When your authentication system needs to handle billions of users, every microsecond of per-user overhead adds up. H33's batch architecture achieves sub-microsecond per-user costs, enabling planetary-scale authentication.
The Scale Math
1,000 users authenticated in 116µs = 0.116µs per user
At this efficiency: 8.6 million auth/second per node
10-node cluster: linearly scaled throughput
This is how you authenticate Earth's population.
The Batch Efficiency Curve
H33's batch processing exhibits sub-linear scaling—adding more users to a batch increases total time, but decreases per-user cost:
Why Batching Works
Authentication operations share significant common computation:
- Key loading: Cryptographic keys loaded once, used for entire batch
- Circuit initialization: ZK circuit setup amortized across all proofs
- Memory allocation: Single allocation serves entire batch
- SIMD parallelism: Vector instructions process multiple users simultaneously
Sequential processing pays these costs for every user. Batching pays them once.
Architecture Overview
┌─────────────────────────────────────────────────────┐
│ Request Collector │
│ Accumulates requests until batch threshold/timeout │
└──────────────────────┬──────────────────────────────┘
│
▼
┌─────────────────────────────────────────────────────┐
│ Batch Scheduler │
│ Groups requests by type, allocates to processors │
└──────────────────────┬──────────────────────────────┘
│
┌─────────────┼─────────────┐
▼ ▼ ▼
┌─────────────┐ ┌─────────────┐ ┌─────────────┐
│ Processor │ │ Processor │ │ Processor │
│ (Core 1) │ │ (Core 2) │ │ (Core N) │
└─────────────┘ └─────────────┘ └─────────────┘
│ │ │
└─────────────┼─────────────┘
▼
┌─────────────────────────────────────────────────────┐
│ Result Aggregator │
│ Collects results, dispatches to waiting requests │
└─────────────────────────────────────────────────────┘
Batch Collection Strategies
H33 supports multiple batching strategies:
Time-windowed: Collect requests for up to N milliseconds, then process.

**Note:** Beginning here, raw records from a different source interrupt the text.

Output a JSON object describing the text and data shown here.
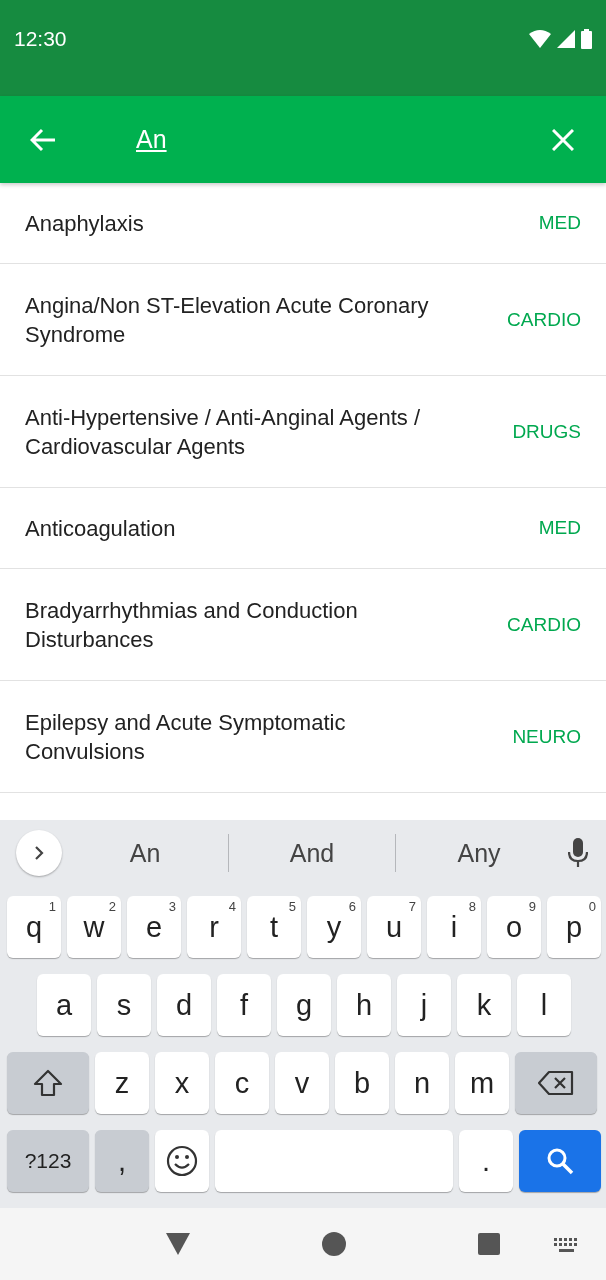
{
  "status_bar": {
    "time": "12:30"
  },
  "search_bar": {
    "value": "An"
  },
  "results": [
    {
      "title": "Anaphylaxis",
      "category": "MED"
    },
    {
      "title": "Angina/Non ST-Elevation Acute Coronary Syndrome",
      "category": "CARDIO"
    },
    {
      "title": "Anti-Hypertensive / Anti-Anginal Agents / Cardiovascular Agents",
      "category": "DRUGS"
    },
    {
      "title": "Anticoagulation",
      "category": "MED"
    },
    {
      "title": "Bradyarrhythmias and Conduction Disturbances",
      "category": "CARDIO"
    },
    {
      "title": "Epilepsy and Acute Symptomatic Convulsions",
      "category": "NEURO"
    }
  ],
  "keyboard": {
    "suggestions": [
      "An",
      "And",
      "Any"
    ],
    "rows": [
      {
        "keys": [
          {
            "kind": "letter",
            "label": "q",
            "hint": "1"
          },
          {
            "kind": "letter",
            "label": "w",
            "hint": "2"
          },
          {
            "kind": "letter",
            "label": "e",
            "hint": "3"
          },
          {
            "kind": "letter",
            "label": "r",
            "hint": "4"
          },
          {
            "kind": "letter",
            "label": "t",
            "hint": "5"
          },
          {
            "kind": "letter",
            "label": "y",
            "hint": "6"
          },
          {
            "kind": "letter",
            "label": "u",
            "hint": "7"
          },
          {
            "kind": "letter",
            "label": "i",
            "hint": "8"
          },
          {
            "kind": "letter",
            "label": "o",
            "hint": "9"
          },
          {
            "kind": "letter",
            "label": "p",
            "hint": "0"
          }
        ]
      },
      {
        "keys": [
          {
            "kind": "letter",
            "label": "a"
          },
          {
            "kind": "letter",
            "label": "s"
          },
          {
            "kind": "letter",
            "label": "d"
          },
          {
            "kind": "letter",
            "label": "f"
          },
          {
            "kind": "letter",
            "label": "g"
          },
          {
            "kind": "letter",
            "label": "h"
          },
          {
            "kind": "letter",
            "label": "j"
          },
          {
            "kind": "letter",
            "label": "k"
          },
          {
            "kind": "letter",
            "label": "l"
          }
        ]
      },
      {
        "keys": [
          {
            "kind": "shift"
          },
          {
            "kind": "letter",
            "label": "z"
          },
          {
            "kind": "letter",
            "label": "x"
          },
          {
            "kind": "letter",
            "label": "c"
          },
          {
            "kind": "letter",
            "label": "v"
          },
          {
            "kind": "letter",
            "label": "b"
          },
          {
            "kind": "letter",
            "label": "n"
          },
          {
            "kind": "letter",
            "label": "m"
          },
          {
            "kind": "backspace"
          }
        ]
      },
      {
        "keys": [
          {
            "kind": "symbols",
            "label": "?123"
          },
          {
            "kind": "punct",
            "label": ","
          },
          {
            "kind": "emoji"
          },
          {
            "kind": "space"
          },
          {
            "kind": "period",
            "label": "."
          },
          {
            "kind": "search"
          }
        ]
      }
    ]
  }
}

const batcher = h33.createBatcher({
maxWaitMs: 10, // Max 10ms collection window
maxBatchSize: 1000 // Or until 1000 requests
});
Size-triggered: Process immediately when batch reaches target size.
const batcher = h33.createBatcher({
maxBatchSize: 100, // Process at 100 requests
maxWaitMs: 50 // Or 50ms, whichever first
});
Adaptive: Adjust batch parameters based on load.
const batcher = h33.createBatcher({
mode: 'adaptive',
targetLatency: 5 // Target 5ms response time
});
Handling Heterogeneous Requests
Not all authentication requests are identical. H33 batches intelligently:
- Same-type batching: Group full auth with full auth, session resume with session resume
- Priority lanes: High-priority requests get dedicated batch slots
- Mixed batches: When necessary, different types share computation where possible
Failure Isolation
One failing request must not sink the batch:
- Individual error handling: Each request in batch gets its own success/failure status
- Partial results: Batch returns all completed results even if some fail
- Circuit breakers: Persistent failures trigger fallback to sequential processing
Multi-Node Scaling
Single-node performance is high-throughput auth. Scaling horizontally:
- Stateless design: Any node can handle any request
- Shared cache: Redis cluster for session state and proof cache
- Load balancing: Consistent hashing for cache affinity
- Auto-scaling: Scale based on batch queue depth
With 10 nodes: linearly scaled throughput. With 100 nodes: linearly scaled throughput. The architecture scales linearly.
Real-World Deployment
For a social platform with 1 billion daily active users:
- Peak load: ~50M authentications/minute (morning login wave)
- Required capacity: ~830K auth/second
- H33 nodes needed: 1 (with 10x headroom)
The math works because batch efficiency transforms impossible scale into trivial infrastructure.